My business model is to pay employees 20% more than the market rate for their positions ... and let them take up to 20% of the time off (unpaid) over the course of a year. Its basically the same as giving them ten weeks of paid time off, but Im looking for a unique breed of employee who doesnt like the traditional corporate mindset.
The NAMES of the WRITERS are WEIRD to say the least....BOYS or GIRLS??
I've also worked with many single mothers who were looking for a "safe" coworker to screw around with and it usually created a very hostile workplace between the women. Any such male coworker was also a prime candidate for false claims of sexual harassment.
I've seen company divisions transform into an "office of unwed mothers" and chase men and productive women away as it's tough enough for an office to carry one or two employees who arrive late, leave early, call out because of the kids, bring the kids in to the office, and never travel. In addition every little look, comment, or incident got blown way out of proportion and NO ONE in the company will ever call them out for their unprofessional behavior. I've watched a such few divisions even go completely under as productivity dropped to the point that corporate found it easier to realign the work internally, move the work to another location, or outsource the work completely.
In manufacturing myself, as an IT person. I’m the Mr. fixit/hardware guy.
Work from home is rarely doable. Something breaks, needs configured, manage 3rd contractor vists, hold hands, cheerlead, lead the blind, help the hapless, helpless, and hopeless.

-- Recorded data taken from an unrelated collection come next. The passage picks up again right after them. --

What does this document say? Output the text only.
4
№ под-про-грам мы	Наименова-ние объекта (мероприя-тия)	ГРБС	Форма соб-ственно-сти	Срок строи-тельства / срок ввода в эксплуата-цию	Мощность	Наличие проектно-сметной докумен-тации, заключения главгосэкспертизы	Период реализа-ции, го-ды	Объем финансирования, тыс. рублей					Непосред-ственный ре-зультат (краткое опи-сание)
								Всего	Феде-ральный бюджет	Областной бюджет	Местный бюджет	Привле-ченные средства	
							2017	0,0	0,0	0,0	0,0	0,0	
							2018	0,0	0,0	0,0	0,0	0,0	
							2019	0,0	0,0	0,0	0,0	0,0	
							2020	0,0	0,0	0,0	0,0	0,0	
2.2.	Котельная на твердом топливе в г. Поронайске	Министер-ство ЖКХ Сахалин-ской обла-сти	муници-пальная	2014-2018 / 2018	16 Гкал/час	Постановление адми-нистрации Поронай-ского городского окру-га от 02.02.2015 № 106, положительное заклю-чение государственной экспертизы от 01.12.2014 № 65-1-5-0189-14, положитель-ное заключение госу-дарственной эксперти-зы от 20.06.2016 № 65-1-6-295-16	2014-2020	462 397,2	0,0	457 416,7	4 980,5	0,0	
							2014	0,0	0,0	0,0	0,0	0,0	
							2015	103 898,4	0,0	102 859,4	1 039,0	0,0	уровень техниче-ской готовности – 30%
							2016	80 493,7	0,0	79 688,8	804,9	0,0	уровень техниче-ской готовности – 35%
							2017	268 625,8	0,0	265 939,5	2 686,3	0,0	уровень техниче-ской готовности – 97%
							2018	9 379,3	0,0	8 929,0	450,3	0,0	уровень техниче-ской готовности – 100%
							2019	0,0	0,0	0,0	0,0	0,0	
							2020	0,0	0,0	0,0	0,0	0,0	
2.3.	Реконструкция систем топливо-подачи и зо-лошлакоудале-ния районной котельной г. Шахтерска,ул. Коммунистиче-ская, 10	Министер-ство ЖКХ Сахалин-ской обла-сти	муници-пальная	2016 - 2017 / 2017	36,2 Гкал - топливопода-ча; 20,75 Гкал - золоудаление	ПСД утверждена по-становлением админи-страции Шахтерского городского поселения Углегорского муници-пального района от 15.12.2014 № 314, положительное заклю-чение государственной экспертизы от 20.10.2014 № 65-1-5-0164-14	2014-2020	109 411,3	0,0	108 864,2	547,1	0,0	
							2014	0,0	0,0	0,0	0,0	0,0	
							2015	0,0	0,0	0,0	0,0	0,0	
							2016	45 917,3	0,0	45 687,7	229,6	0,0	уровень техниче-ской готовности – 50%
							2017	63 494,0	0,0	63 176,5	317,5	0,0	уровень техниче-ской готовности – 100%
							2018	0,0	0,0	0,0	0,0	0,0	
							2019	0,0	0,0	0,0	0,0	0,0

The best WFH I could do was two days. Too much would pile up. Most of it was small-time. I don’t like double digit tickets. My goal is have no more than 5 or 6. Most of those are usually waiting on someone else or an equipment order.
[In my experience, employees with young children — especially women (for some obvious and some not-so-obvious reasons) — were universally the least productive people in every work environment.
Interestingly, this pattern seemed limited almost entirely to American-born employees. For immigrants with young children, I have noticed that it’s almost the exact opposite. ]
Combine the two:
>>People need to stop living above their means.<<
The “need” for two incomes is a myth. By the time you add in the costs of the second income the net to the household is negligible.
The two working parents is from womyn who want it all: kids AND career. Men have never had an option.
A question that we might ask the employees who are feeling some frustration about their co-workers being on leave is what do you think is going to happen if that person quits? she said. Youre going to actually be stretched further.
CONSIDER THEN, what happens when the non-leave employee decides that effort at work is not being rewarded, and no value acknowledged, and quits?? Who is stretched further then??
I have read of people who did the math and they found that they came out further ahead with one income because of all the extra expenses two incomes and not enough time garner.